REUTERS - Tom Albanese has been unveiled as the next chief executive of Vedanta Resources Plc (VED.L), restored to the helm of a global mining giant more than a year after being ousted as head of Rio Tinto Plc.
The appointment of Albanese, an American, is the latest step by London-listed Vedanta to stretch beyond its Indian roots and match the long-held ambitions of its owner to compete with the likes of Rio and BHP Billiton.
Vedanta's stock rose as much as 6 percent to become one of the top percentage gainers on the FTSE-250 Midcap Index.
"Vedanta has been perceived by the market as an Indian-centric company," Citi Research analyst Jatinder Goel wrote in a note. "The appointment of Albanese, in our view, should help to globalise the business and remove this perception."
Vedanta, controlled by one-time scrap metal dealer Anil Agarwal, was one of three miners to drop out of the FTSE-100 index last year.
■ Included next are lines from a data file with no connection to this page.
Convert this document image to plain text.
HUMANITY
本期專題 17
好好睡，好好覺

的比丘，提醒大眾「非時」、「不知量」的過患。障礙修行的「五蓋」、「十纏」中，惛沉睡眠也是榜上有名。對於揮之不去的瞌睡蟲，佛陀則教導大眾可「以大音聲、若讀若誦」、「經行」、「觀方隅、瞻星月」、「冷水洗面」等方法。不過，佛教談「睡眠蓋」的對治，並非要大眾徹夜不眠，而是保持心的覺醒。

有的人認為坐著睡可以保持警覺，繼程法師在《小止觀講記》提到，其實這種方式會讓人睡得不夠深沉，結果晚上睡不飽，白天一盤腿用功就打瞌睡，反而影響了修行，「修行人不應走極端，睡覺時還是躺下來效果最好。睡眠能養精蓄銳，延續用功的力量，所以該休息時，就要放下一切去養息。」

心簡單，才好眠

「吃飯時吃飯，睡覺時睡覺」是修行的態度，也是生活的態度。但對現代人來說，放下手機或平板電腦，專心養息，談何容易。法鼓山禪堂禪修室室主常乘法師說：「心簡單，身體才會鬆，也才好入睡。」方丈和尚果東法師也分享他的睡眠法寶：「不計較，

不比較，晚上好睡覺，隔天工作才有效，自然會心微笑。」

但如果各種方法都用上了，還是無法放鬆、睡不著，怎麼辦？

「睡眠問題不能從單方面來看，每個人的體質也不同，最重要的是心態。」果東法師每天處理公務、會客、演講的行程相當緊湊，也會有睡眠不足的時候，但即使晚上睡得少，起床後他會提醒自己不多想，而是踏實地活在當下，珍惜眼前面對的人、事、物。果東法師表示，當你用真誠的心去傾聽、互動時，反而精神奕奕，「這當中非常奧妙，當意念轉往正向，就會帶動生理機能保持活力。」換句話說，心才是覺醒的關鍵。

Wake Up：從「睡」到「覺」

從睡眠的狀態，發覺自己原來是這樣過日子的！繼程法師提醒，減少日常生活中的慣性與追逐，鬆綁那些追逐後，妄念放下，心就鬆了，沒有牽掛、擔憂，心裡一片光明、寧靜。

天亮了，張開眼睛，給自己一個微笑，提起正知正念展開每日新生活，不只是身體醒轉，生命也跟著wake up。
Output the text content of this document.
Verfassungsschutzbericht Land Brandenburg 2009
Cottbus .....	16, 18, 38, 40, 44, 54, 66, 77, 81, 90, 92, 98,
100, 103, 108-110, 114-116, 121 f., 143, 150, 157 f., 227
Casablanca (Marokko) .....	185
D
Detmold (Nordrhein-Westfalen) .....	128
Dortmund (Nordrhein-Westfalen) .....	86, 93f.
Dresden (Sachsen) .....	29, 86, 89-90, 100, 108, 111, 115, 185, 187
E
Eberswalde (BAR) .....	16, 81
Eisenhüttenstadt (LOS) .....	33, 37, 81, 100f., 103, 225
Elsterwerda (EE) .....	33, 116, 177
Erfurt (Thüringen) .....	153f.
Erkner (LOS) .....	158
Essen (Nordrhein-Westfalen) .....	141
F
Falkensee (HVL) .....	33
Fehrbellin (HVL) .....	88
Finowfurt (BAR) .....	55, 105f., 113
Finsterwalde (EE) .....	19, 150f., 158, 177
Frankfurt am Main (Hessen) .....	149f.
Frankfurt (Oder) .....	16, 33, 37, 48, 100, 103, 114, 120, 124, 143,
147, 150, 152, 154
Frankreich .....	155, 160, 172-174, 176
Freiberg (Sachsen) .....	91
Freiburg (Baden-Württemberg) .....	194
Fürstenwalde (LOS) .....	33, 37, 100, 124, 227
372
Its stock has lost more than a quarter of its value in the last 12 months.
Albanese, who is 56, said on Thursday he would focus on ensuring that those businesses acquired by Vedanta over the past 15 years were operating at "maximum potential".
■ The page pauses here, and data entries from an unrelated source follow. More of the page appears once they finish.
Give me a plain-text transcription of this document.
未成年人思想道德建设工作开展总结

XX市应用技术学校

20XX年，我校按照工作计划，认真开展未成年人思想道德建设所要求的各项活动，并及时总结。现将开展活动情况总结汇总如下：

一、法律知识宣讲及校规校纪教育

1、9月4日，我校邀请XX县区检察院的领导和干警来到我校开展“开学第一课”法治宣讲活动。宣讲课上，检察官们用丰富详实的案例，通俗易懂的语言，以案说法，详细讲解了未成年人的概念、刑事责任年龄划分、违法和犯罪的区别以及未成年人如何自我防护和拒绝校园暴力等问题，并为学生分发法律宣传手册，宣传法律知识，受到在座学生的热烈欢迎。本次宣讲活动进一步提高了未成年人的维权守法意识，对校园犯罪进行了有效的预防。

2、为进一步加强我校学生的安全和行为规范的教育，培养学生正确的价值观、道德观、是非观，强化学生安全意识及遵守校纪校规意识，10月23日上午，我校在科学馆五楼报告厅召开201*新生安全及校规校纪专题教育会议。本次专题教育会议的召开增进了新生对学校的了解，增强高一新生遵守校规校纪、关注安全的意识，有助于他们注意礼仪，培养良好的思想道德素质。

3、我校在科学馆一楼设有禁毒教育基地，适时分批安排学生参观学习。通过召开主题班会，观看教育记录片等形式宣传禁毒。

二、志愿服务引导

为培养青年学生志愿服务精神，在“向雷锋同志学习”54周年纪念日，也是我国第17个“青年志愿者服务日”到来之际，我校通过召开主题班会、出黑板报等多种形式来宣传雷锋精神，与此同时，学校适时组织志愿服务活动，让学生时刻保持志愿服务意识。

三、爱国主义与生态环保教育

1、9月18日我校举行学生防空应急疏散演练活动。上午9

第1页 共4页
Speaking to Reuters after his appointment, he hinted there would be no repeat of the spending spree that ultimately led to his departure from Rio Tinto after nearly six years in the job.
Agarwal, he said, would focus on mergers and acquisitions.
"I'll focus on ensuring that the best of the businesses that we have are being delivered to full and true potential," he said in an interview.
Albanese was one of several top mining executives to shoulder the blame for the relentless pursuit of growth during the boom years that ended in 2011, when acquisitions soured and turned into billions of dollars of writedowns.
He left Rio Tinto in January 2013 after the company revealed a $14 billion writedown almost entirely on the value of his two most significant buys: Alcan and Mozambican coal company Riversdale.
Rio Tinto bought Alcan for $38 billion in 2007, a bruising, top-of-the-market deal made when the company was under pressure from rivals to bulk up or be bought.
"After the problems related to some of the acquisitions he was involved with, I think he is more likely to be more cautious rather than going out and buying everything in sight," said Tom Gidley-Kitchin, an analyst with brokerage Charles Stanley.
"The interesting thing to see will be to what extent he (Albanese) is running the company, and to what extent Agarwal is running it."
Albanese grew up in New Jersey and was trained in Alaska, where he graduated with a bachelor's degree in mineral economics and a master's degree in mining engineering. He has been working in the mining business since the 1970s.
He first joined Vedanta last September, in a senior advisory role. He will replace Mahendra Singh Mehta as chief executive on April 1.
Credit Suisse analysts said Albanese's appointment would increase investor confidence in corporate governance at Vedanta.
The company has sometimes been a difficult sell to overseas investors, put off by its previously complicated group structure and a board that has had limited international representation.
Albanese said Vedanta's board would work toward reducing the company's debt and simplifying the group's corporate structure.
And while the company has global ambitions - it already mines copper in Zambia, zinc in Namibia and iron ore in Ireland, among other operations - Albanese said he expects "tremendous" energy and mineral demand in India in the next five to 10 years.
"Per capita Indian consumption of most of the things we produce would be almost a tenth of what it would be in China," he said. "I think Vedanta is very well-positioned to capitalise on that."
Vedanta also said it would recommend Albanese be appointed chief executive of Sesa Sterlite Ltd SESA.NS, the subsidiary that groups most of the company's mines and smelters in India.
Vedanta's shares were up 4.6 percent at 897 pence at 1505 GMT on the London Stock Exchange.